The artists that Creative Growth works with run the gamut from mildly disabled to people like their current featured artist, Judith Scott, who is so beset by her Down’s Syndrome that she cannot hear, speak or communicate in almost any way. Even so, she manages to produce what we would call art, naturally and organically, creating sculptures based solely on her own personal urges rather than an art textbook.

Artists with Creative Growth work in all the media available to them, including fiber art, rugs and tapestries and paints. Their collections are published in books and sent off to museums all over the world – these people are, without a doubt, legitimate artists, not charity cases. And some of them don’t even know it.

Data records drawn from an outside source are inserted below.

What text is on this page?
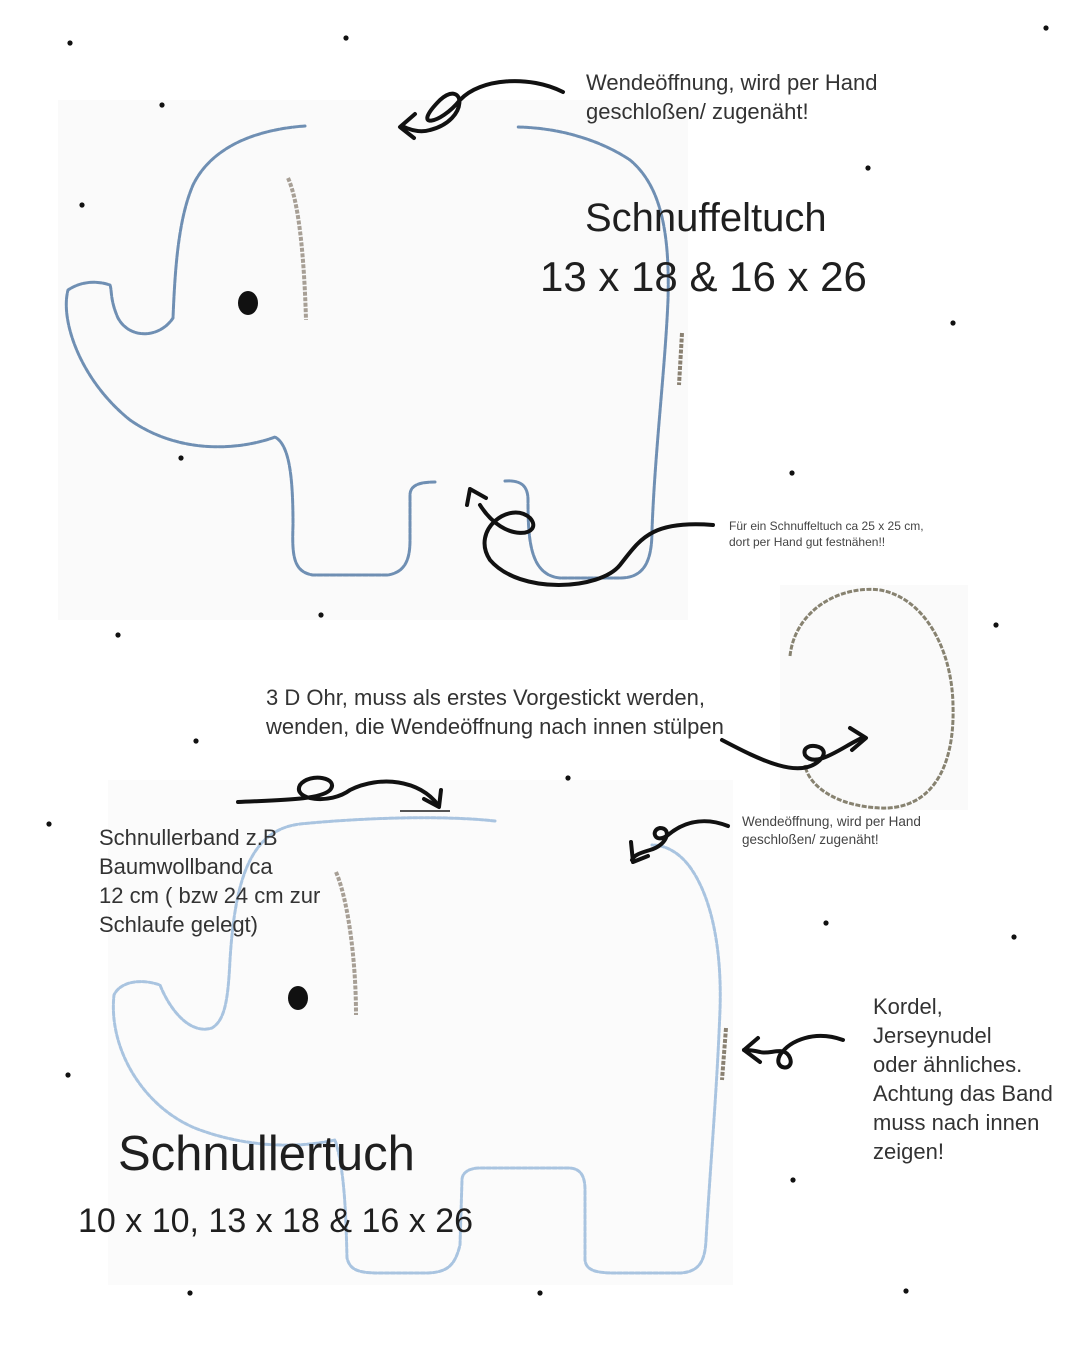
Wendeöffnung, wird per Hand
geschloßen/ zugenäht!
Schnuffeltuch
13 x 18 & 16 x 26
Für ein Schnuffeltuch ca 25 x 25 cm,
dort per Hand gut festnähen!!
3 D Ohr, muss als erstes Vorgestickt werden,
wenden, die Wendeöffnung nach innen stülpen
Schnullerband z.B
Baumwollband ca
12 cm ( bzw 24 cm zur
Schlaufe gelegt)
Wendeöffnung, wird per Hand
geschloßen/ zugenäht!
Kordel,
Jerseynudel
oder ähnliches.
Achtung das Band
muss nach innen
zeigen!
Schnullertuch
10 x 10, 13 x 18 & 16 x 26
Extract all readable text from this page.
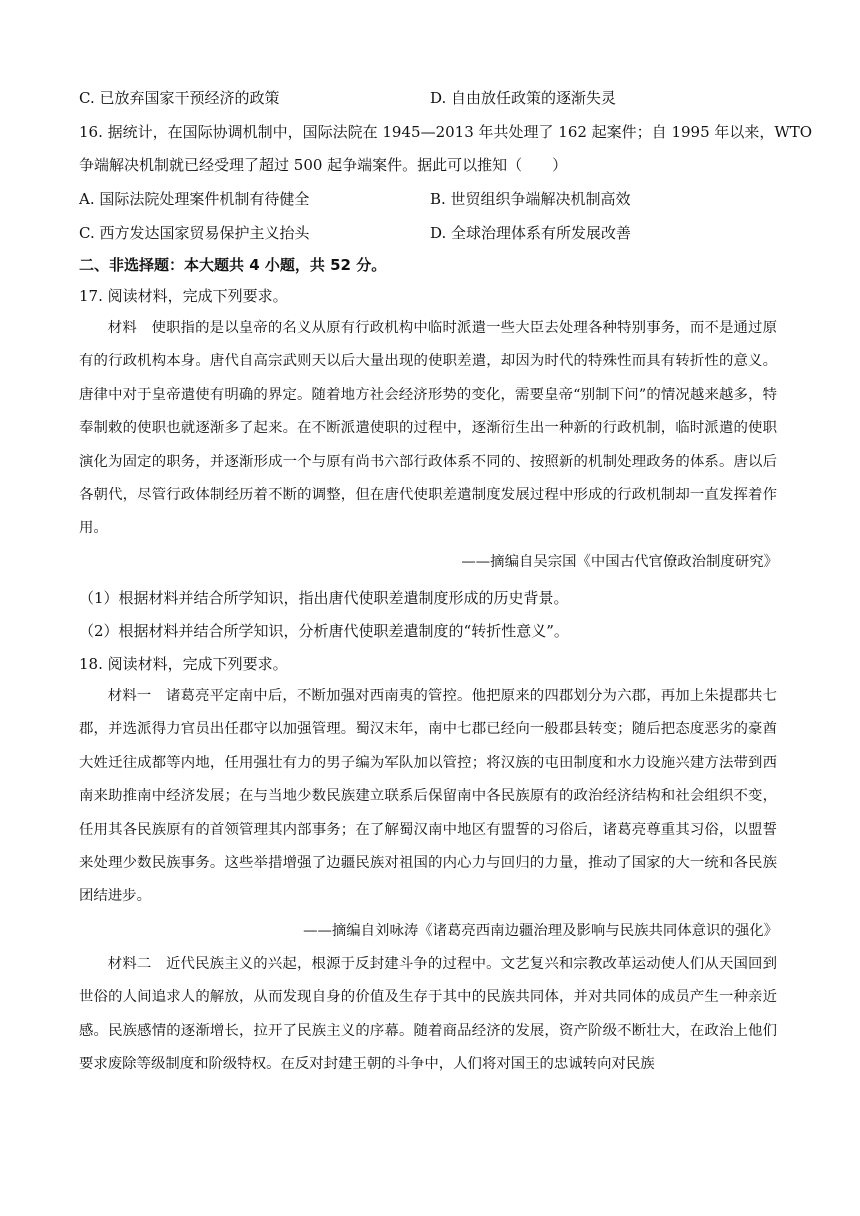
C. 已放弃国家干预经济的政策	D. 自由放任政策的逐渐失灵
16. 据统计，在国际协调机制中，国际法院在 1945—2013 年共处理了 162 起案件；自 1995 年以来，WTO
争端解决机制就已经受理了超过 500 起争端案件。据此可以推知（　　）
A. 国际法院处理案件机制有待健全	B. 世贸组织争端解决机制高效
C. 西方发达国家贸易保护主义抬头	D. 全球治理体系有所发展改善
二、非选择题：本大题共 4 小题，共 52 分。
17. 阅读材料，完成下列要求。
材料　使职指的是以皇帝的名义从原有行政机构中临时派遣一些大臣去处理各种特别事务，而不是通过原有的行政机构本身。唐代自高宗武则天以后大量出现的使职差遣，却因为时代的特殊性而具有转折性的意义。唐律中对于皇帝遣使有明确的界定。随着地方社会经济形势的变化，需要皇帝“别制下问”的情况越来越多，特奉制敕的使职也就逐渐多了起来。在不断派遣使职的过程中，逐渐衍生出一种新的行政机制，临时派遣的使职演化为固定的职务，并逐渐形成一个与原有尚书六部行政体系不同的、按照新的机制处理政务的体系。唐以后各朝代，尽管行政体制经历着不断的调整，但在唐代使职差遣制度发展过程中形成的行政机制却一直发挥着作用。
——摘编自吴宗国《中国古代官僚政治制度研究》
（1）根据材料并结合所学知识，指出唐代使职差遣制度形成的历史背景。
（2）根据材料并结合所学知识，分析唐代使职差遣制度的“转折性意义”。
18. 阅读材料，完成下列要求。
材料一　诸葛亮平定南中后，不断加强对西南夷的管控。他把原来的四郡划分为六郡，再加上朱提郡共七郡，并选派得力官员出任郡守以加强管理。蜀汉末年，南中七郡已经向一般郡县转变；随后把态度恶劣的豪酋大姓迁往成都等内地，任用强壮有力的男子编为军队加以管控；将汉族的屯田制度和水力设施兴建方法带到西南来助推南中经济发展；在与当地少数民族建立联系后保留南中各民族原有的政治经济结构和社会组织不变，任用其各民族原有的首领管理其内部事务；在了解蜀汉南中地区有盟誓的习俗后，诸葛亮尊重其习俗，以盟誓来处理少数民族事务。这些举措增强了边疆民族对祖国的内心力与回归的力量，推动了国家的大一统和各民族团结进步。
——摘编自刘咏涛《诸葛亮西南边疆治理及影响与民族共同体意识的强化》
材料二　近代民族主义的兴起，根源于反封建斗争的过程中。文艺复兴和宗教改革运动使人们从天国回到世俗的人间追求人的解放，从而发现自身的价值及生存于其中的民族共同体，并对共同体的成员产生一种亲近感。民族感情的逐渐增长，拉开了民族主义的序幕。随着商品经济的发展，资产阶级不断壮大，在政治上他们要求废除等级制度和阶级特权。在反对封建王朝的斗争中，人们将对国王的忠诚转向对民族
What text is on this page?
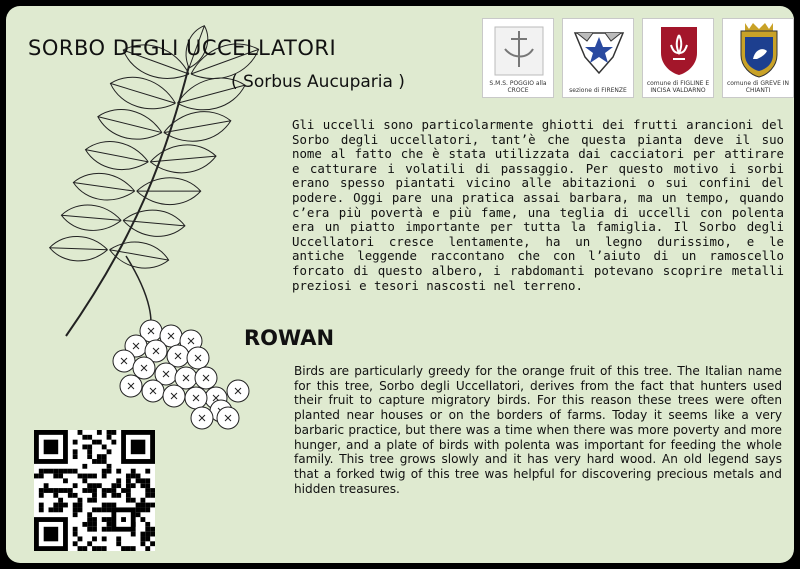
SORBO DEGLI UCCELLATORI
( Sorbus Aucuparia )	S.M.S. POGGIO alla CROCE	sezione di FIRENZE
comune di FIGLINE E INCISA VALDARNO
comune di GREVE IN CHIANTI
Gli uccelli sono particolarmente ghiotti dei frutti arancioni del Sorbo degli uccellatori, tant’è che questa pianta deve il suo nome al fatto che è stata utilizzata dai cacciatori per attirare e catturare i volatili di passaggio. Per questo motivo i sorbi erano spesso piantati vicino alle abitazioni o sui confini del podere. Oggi pare una pratica assai barbara, ma un tempo, quando c’era più povertà e più fame, una teglia di uccelli con polenta era un piatto importante per tutta la famiglia. Il Sorbo degli Uccellatori cresce lentamente, ha un legno durissimo, e le antiche leggende raccontano che con l’aiuto di un ramoscello forcato di questo albero, i rabdomanti potevano scoprire metalli preziosi e tesori nascosti nel terreno.
ROWAN
Birds are particularly greedy for the orange fruit of this tree. The Italian name for this tree, Sorbo degli Uccellatori, derives from the fact that hunters used their fruit to capture migratory birds. For this reason these trees were often planted near houses or on the borders of farms. Today it seems like a very barbaric practice, but there was a time when there was more poverty and more hunger, and a plate of birds with polenta was important for feeding the whole family. This tree grows slowly and it has very hard wood. An old legend says that a forked twig of this tree was helpful for discovering precious metals and hidden treasures.
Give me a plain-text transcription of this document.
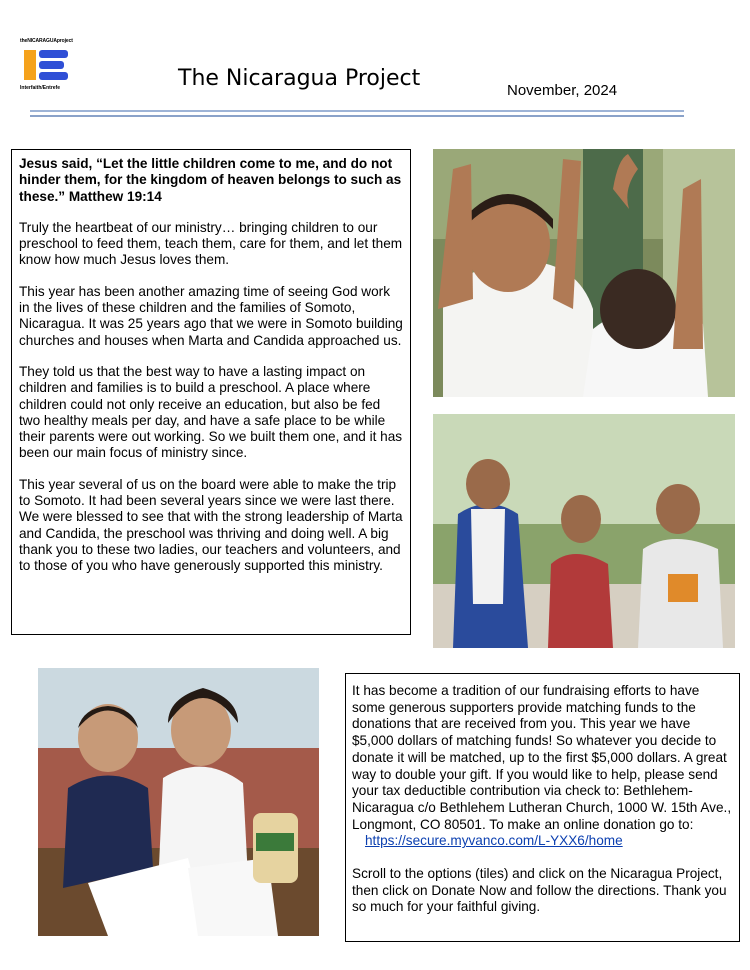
theNICARAGUAproject
Interfaith/Entrefe	The Nicaragua Project	November, 2024

Jesus said, “Let the little children come to me, and do not hinder them, for the kingdom of heaven belongs to such as these.” Matthew 19:14

Truly the heartbeat of our ministry… bringing children to our preschool to feed them, teach them, care for them, and let them know how much Jesus loves them.

This year has been another amazing time of seeing God work in the lives of these children and the families of Somoto, Nicaragua. It was 25 years ago that we were in Somoto building churches and houses when Marta and Candida approached us.

They told us that the best way to have a lasting impact on children and families is to build a preschool. A place where children could not only receive an education, but also be fed two healthy meals per day, and have a safe place to be while their parents were out working. So we built them one, and it has been our main focus of ministry since.

This year several of us on the board were able to make the trip to Somoto. It had been several years since we were last there. We were blessed to see that with the strong leadership of Marta and Candida, the preschool was thriving and doing well. A big thank you to these two ladies, our teachers and volunteers, and to those of you who have generously supported this ministry.

It has become a tradition of our fundraising efforts to have some generous supporters provide matching funds to the donations that are received from you. This year we have $5,000 dollars of matching funds! So whatever you decide to donate it will be matched, up to the first $5,000 dollars. A great way to double your gift. If you would like to help, please send your tax deductible contribution via check to: Bethlehem- Nicaragua c/o Bethlehem Lutheran Church, 1000 W. 15th Ave., Longmont, CO 80501. To make an online donation go to:
https://secure.myvanco.com/L-YXX6/home
Scroll to the options (tiles) and click on the Nicaragua Project, then click on Donate Now and follow the directions. Thank you so much for your faithful giving.
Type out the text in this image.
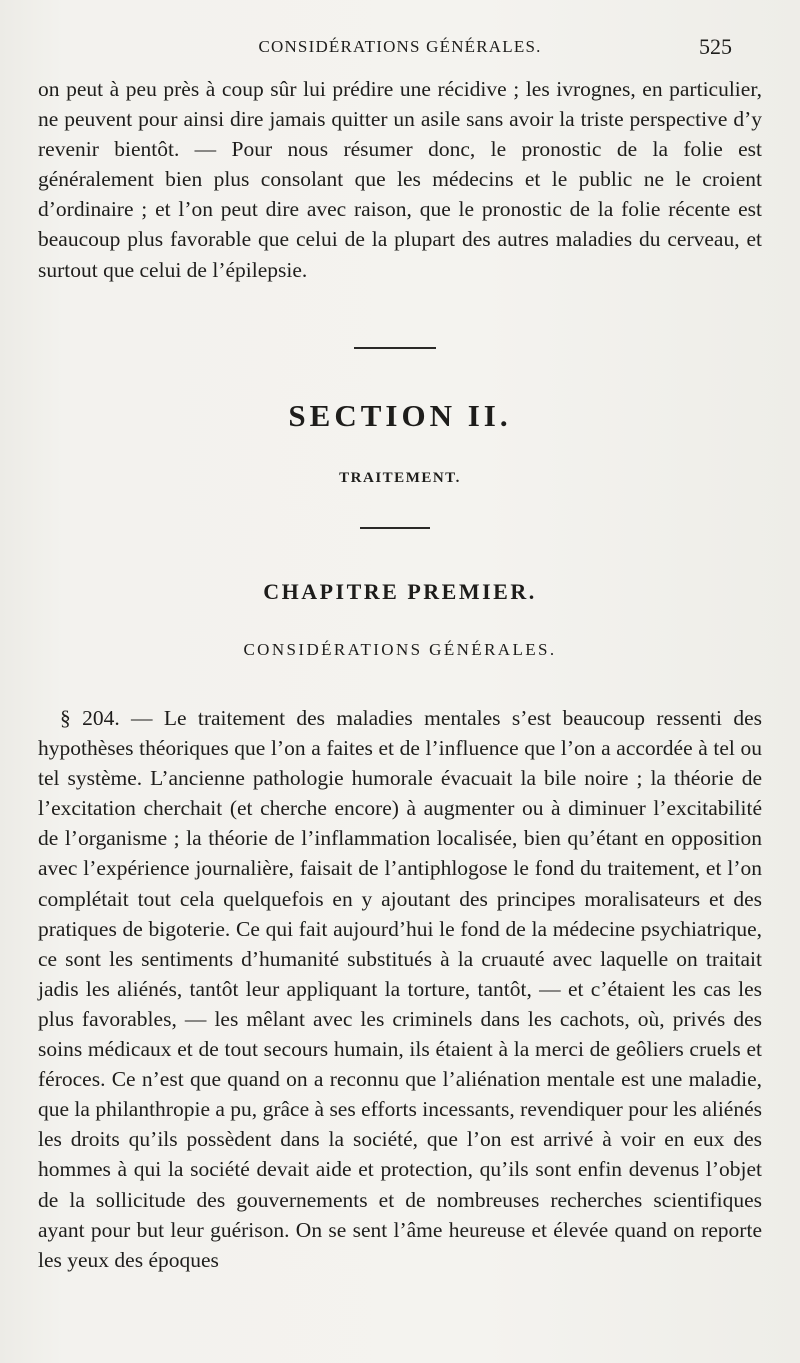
CONSIDÉRATIONS GÉNÉRALES.	525

on peut à peu près à coup sûr lui prédire une récidive ; les ivrognes, en particulier, ne peuvent pour ainsi dire jamais quitter un asile sans avoir la triste perspective d’y revenir bientôt. — Pour nous résumer donc, le pronostic de la folie est généralement bien plus consolant que les médecins et le public ne le croient d’ordinaire ; et l’on peut dire avec raison, que le pronostic de la folie récente est beaucoup plus favorable que celui de la plupart des autres maladies du cerveau, et surtout que celui de l’épilepsie.

SECTION II.
TRAITEMENT.
CHAPITRE PREMIER.
CONSIDÉRATIONS GÉNÉRALES.

§ 204. — Le traitement des maladies mentales s’est beaucoup ressenti des hypothèses théoriques que l’on a faites et de l’influence que l’on a accordée à tel ou tel système. L’ancienne pathologie humorale évacuait la bile noire ; la théorie de l’excitation cherchait (et cherche encore) à augmenter ou à diminuer l’excitabilité de l’organisme ; la théorie de l’inflammation localisée, bien qu’étant en opposition avec l’expérience journalière, faisait de l’antiphlogose le fond du traitement, et l’on complétait tout cela quelquefois en y ajoutant des principes moralisateurs et des pratiques de bigoterie. Ce qui fait aujourd’hui le fond de la médecine psychiatrique, ce sont les sentiments d’humanité substitués à la cruauté avec laquelle on traitait jadis les aliénés, tantôt leur appliquant la torture, tantôt, — et c’étaient les cas les plus favorables, — les mêlant avec les criminels dans les cachots, où, privés des soins médicaux et de tout secours humain, ils étaient à la merci de geôliers cruels et féroces. Ce n’est que quand on a reconnu que l’aliénation mentale est une maladie, que la philanthropie a pu, grâce à ses efforts incessants, revendiquer pour les aliénés les droits qu’ils possèdent dans la société, que l’on est arrivé à voir en eux des hommes à qui la société devait aide et protection, qu’ils sont enfin devenus l’objet de la sollicitude des gouvernements et de nombreuses recherches scientifiques ayant pour but leur guérison. On se sent l’âme heureuse et élevée quand on reporte les yeux des époques
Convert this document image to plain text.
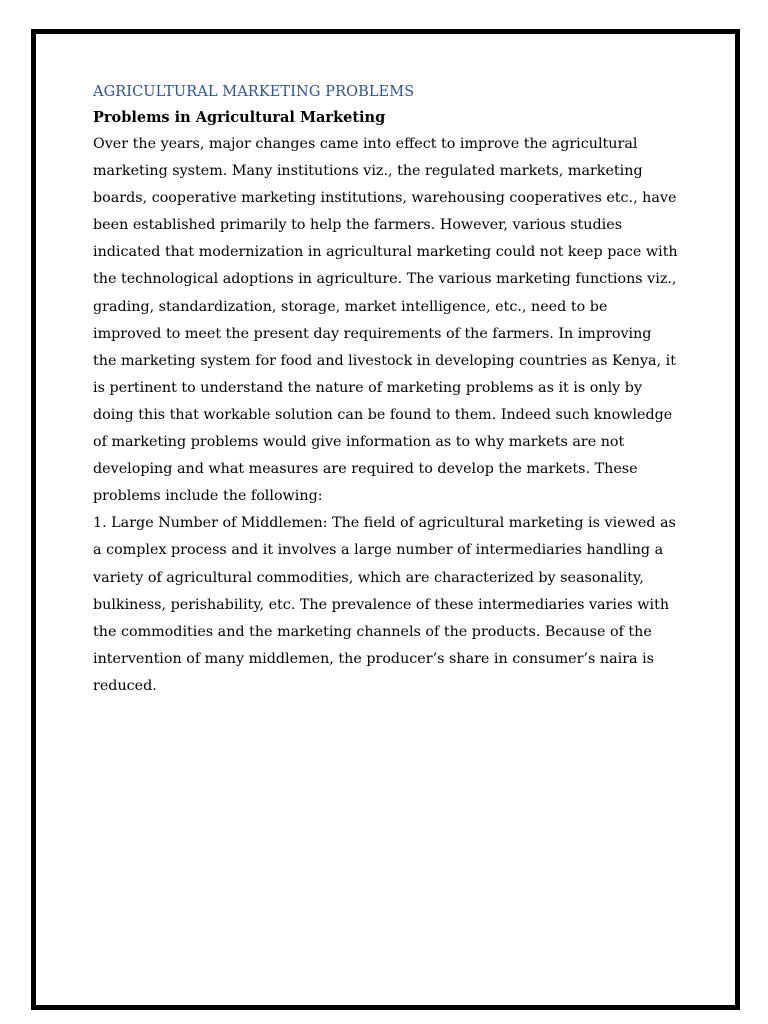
AGRICULTURAL MARKETING PROBLEMS
Problems in Agricultural Marketing

Over the years, major changes came into effect to improve the agricultural marketing system. Many institutions viz., the regulated markets, marketing boards, cooperative marketing institutions, warehousing cooperatives etc., have been established primarily to help the farmers. However, various studies indicated that modernization in agricultural marketing could not keep pace with the technological adoptions in agriculture. The various marketing functions viz., grading, standardization, storage, market intelligence, etc., need to be improved to meet the present day requirements of the farmers. In improving the marketing system for food and livestock in developing countries as Kenya, it is pertinent to understand the nature of marketing problems as it is only by doing this that workable solution can be found to them. Indeed such knowledge of marketing problems would give information as to why markets are not developing and what measures are required to develop the markets. These problems include the following:

1. Large Number of Middlemen: The field of agricultural marketing is viewed as a complex process and it involves a large number of intermediaries handling a variety of agricultural commodities, which are characterized by seasonality, bulkiness, perishability, etc. The prevalence of these intermediaries varies with the commodities and the marketing channels of the products. Because of the intervention of many middlemen, the producer’s share in consumer’s naira is reduced.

Creative Growth was founded in 1974 as an art program and quickly expanded to include the gallery. Grants and donations led to the gradual addition of programs like the tapestry program and a scholarship program for high school age young men and women who have disabilities.

With its list of awards and successes growing every year, Creative Growth is a model that shows that despite all of the obstacles in one’s way, great beauty can come out of surprising places.